The things to keep in mind is that we use the bar to represent mean
(ie X bar means the mean of the X values). To find the linear regression
line. First we calculate the sum of the difference of points from
the mean (x-xbar). Then we find the sum of the difference of the
points from the y mean (y-ybar). We multiple the two sums together to
get the numerator (top) of b, and use the (x-xbar)^2 value to get the
denominator (bottom) of b. We then find a in the formula above as
a=ybar - b * xbar. Taking these two value and substituting them back
into y=a+bx give us the linear regression line.

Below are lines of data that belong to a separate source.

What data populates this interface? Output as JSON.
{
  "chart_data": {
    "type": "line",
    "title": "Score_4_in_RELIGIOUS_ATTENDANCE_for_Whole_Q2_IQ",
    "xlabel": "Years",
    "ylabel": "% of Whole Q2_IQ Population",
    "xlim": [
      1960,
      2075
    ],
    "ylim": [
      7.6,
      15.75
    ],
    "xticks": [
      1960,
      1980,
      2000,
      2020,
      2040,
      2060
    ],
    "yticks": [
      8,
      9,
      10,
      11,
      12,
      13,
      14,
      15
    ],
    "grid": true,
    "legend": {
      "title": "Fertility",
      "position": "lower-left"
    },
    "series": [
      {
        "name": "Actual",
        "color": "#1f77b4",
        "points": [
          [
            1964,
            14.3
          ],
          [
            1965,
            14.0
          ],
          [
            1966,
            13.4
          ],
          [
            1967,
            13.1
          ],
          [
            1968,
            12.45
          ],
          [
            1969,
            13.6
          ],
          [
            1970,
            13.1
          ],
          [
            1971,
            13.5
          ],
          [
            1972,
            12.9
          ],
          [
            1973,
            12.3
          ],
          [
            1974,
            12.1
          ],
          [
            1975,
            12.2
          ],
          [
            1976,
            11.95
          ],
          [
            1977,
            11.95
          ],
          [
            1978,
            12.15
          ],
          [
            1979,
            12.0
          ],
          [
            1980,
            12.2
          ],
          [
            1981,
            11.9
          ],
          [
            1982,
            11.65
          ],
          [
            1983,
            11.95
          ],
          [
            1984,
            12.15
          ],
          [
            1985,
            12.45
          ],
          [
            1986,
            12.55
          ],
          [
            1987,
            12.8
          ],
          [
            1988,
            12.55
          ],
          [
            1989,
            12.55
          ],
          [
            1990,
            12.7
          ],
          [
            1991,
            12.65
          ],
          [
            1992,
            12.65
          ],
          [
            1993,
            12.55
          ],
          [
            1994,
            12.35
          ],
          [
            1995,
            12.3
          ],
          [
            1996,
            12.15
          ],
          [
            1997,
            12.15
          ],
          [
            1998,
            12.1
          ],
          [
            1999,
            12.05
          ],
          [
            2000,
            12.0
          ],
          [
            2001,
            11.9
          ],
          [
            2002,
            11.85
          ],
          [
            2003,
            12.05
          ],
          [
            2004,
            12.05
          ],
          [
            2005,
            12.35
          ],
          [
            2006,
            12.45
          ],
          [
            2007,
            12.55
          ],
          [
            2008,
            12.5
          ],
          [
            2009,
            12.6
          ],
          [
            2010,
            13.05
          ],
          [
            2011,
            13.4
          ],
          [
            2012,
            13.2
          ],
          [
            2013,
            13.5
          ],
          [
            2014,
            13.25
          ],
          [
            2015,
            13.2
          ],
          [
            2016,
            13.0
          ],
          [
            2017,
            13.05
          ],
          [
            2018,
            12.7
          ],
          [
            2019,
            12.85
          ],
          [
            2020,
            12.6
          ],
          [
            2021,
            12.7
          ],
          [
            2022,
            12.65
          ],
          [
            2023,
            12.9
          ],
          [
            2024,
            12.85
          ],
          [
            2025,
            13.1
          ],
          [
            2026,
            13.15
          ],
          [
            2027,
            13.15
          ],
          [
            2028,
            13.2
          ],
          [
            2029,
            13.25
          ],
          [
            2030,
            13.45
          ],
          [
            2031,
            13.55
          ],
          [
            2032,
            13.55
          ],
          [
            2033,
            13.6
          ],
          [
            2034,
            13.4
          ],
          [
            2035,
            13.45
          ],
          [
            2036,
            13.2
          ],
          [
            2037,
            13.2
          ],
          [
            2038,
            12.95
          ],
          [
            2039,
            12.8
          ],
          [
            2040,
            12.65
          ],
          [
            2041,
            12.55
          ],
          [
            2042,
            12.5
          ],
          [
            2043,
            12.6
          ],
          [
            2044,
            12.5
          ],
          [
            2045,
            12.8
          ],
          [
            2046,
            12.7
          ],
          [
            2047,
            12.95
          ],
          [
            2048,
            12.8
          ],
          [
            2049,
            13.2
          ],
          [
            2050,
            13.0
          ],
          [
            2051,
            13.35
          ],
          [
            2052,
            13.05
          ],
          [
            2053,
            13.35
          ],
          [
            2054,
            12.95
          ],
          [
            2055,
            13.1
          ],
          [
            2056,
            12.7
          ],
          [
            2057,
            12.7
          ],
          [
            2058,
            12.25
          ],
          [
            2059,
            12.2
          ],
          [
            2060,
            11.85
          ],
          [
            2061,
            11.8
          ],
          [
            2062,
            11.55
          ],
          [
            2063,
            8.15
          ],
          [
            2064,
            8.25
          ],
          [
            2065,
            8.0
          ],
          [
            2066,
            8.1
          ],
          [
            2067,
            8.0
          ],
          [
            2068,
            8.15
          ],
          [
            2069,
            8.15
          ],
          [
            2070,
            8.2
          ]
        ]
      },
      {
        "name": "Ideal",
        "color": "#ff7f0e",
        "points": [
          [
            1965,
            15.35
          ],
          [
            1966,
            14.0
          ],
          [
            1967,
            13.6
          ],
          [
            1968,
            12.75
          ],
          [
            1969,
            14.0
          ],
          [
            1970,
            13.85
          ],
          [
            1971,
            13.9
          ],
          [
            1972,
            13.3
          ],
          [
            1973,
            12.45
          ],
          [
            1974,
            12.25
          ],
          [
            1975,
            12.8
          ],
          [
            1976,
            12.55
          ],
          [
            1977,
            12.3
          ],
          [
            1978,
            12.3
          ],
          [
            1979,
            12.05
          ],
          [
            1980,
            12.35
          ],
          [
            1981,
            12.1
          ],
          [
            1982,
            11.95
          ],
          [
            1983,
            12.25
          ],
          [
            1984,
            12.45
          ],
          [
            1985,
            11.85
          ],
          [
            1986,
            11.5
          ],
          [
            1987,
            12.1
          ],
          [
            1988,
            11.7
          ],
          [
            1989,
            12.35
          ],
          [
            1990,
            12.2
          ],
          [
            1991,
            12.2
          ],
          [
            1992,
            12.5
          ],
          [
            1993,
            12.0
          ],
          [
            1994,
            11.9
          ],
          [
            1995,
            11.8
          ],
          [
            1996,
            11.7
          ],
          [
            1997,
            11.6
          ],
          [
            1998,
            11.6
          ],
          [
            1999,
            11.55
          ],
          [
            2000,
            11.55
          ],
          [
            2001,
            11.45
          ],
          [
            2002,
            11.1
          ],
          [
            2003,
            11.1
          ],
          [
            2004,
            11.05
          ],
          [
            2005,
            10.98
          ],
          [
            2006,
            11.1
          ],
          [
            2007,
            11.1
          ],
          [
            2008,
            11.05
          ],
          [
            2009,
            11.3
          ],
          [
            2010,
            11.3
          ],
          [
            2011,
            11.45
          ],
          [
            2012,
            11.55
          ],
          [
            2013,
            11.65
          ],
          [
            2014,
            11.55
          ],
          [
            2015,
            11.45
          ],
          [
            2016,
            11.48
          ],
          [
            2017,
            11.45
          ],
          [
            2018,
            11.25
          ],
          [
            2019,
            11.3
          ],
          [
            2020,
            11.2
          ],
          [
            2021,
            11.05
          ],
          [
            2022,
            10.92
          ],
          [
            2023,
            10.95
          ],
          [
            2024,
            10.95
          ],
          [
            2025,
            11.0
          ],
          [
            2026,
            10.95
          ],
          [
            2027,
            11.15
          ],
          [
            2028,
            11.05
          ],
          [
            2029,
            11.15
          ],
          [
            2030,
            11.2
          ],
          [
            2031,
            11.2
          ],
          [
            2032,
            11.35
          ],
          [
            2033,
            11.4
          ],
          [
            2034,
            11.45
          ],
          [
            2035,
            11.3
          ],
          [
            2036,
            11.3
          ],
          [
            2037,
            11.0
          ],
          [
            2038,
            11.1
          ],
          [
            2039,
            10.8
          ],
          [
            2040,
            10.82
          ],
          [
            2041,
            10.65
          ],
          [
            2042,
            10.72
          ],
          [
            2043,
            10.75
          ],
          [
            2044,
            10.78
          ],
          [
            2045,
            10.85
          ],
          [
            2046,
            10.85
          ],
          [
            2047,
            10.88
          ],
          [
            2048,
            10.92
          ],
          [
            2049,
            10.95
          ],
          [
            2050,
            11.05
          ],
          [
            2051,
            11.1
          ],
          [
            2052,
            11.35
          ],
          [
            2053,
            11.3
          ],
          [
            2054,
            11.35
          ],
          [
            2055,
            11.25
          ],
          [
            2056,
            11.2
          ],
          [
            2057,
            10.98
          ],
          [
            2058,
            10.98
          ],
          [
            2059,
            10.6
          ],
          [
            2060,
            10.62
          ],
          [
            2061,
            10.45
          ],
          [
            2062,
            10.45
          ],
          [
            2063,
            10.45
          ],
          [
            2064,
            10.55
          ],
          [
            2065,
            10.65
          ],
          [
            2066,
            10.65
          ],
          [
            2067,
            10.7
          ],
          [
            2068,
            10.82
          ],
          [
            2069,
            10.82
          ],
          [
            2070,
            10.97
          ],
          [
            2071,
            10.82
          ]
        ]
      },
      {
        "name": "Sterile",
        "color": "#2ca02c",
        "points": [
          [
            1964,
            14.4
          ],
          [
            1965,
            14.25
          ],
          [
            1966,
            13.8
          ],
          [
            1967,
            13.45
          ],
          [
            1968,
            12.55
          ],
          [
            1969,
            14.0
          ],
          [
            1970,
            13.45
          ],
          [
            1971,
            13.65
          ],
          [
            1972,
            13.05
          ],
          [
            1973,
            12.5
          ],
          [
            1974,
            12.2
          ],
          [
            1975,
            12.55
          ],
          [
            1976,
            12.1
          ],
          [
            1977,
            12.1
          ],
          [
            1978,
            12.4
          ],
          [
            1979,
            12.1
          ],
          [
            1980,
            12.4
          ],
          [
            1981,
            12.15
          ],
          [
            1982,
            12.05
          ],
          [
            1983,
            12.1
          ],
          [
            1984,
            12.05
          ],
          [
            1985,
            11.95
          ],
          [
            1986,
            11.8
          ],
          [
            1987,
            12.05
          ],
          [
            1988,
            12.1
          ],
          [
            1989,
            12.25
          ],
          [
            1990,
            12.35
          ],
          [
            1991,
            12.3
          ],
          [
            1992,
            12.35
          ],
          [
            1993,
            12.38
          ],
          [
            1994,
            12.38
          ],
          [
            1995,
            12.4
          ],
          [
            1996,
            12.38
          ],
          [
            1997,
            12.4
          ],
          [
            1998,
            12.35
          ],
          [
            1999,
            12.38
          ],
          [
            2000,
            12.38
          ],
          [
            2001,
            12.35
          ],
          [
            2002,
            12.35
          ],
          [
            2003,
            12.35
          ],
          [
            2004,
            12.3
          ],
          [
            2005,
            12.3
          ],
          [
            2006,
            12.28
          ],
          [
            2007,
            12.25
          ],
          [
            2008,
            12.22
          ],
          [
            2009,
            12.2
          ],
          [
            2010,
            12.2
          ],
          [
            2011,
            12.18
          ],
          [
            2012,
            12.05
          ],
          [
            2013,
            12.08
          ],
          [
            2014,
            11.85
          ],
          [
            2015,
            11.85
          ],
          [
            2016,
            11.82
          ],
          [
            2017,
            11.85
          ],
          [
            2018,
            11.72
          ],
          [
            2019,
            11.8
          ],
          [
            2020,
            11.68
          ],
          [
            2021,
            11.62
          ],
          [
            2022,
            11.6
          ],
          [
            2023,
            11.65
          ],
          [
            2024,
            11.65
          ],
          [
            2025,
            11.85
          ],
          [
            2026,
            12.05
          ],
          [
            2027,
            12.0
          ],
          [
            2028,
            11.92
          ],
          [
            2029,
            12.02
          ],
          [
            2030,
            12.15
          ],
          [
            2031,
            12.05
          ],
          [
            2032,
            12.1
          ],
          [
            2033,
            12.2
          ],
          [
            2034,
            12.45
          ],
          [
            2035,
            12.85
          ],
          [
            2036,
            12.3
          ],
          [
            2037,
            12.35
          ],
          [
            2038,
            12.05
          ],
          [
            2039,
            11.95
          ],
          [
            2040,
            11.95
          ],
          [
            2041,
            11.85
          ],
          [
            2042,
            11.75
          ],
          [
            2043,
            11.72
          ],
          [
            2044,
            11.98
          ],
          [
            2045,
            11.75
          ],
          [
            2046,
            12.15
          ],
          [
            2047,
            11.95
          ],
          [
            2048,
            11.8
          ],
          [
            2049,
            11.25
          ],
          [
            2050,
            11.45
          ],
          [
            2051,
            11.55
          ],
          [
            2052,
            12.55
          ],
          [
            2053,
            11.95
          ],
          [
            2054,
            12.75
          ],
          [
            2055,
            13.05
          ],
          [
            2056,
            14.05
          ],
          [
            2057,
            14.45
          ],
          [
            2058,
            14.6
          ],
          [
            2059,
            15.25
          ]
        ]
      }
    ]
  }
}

You use the (y-yhat)^2 to find the error. This value is actually the
y actual and subtract the "hat" value, which is the value predicted by
the regression line, and then take the sum of the squares to get the
amount of error. The proportion of error is this number divided by
(y-ybar)^2 with all of the values summed. One minus this value
is known as R^2. The closer to 1 this value is, the better the fit.
The correlation coefficient is the square root of R^2 with the sign
of b from y=a+bx. If the sign is positive then the line goes up and
to the right, if it is negative then it goes down and to the right.
If you plot your residuals and there is a pattern, then you might
need to resort to non-linear analysis of the problem.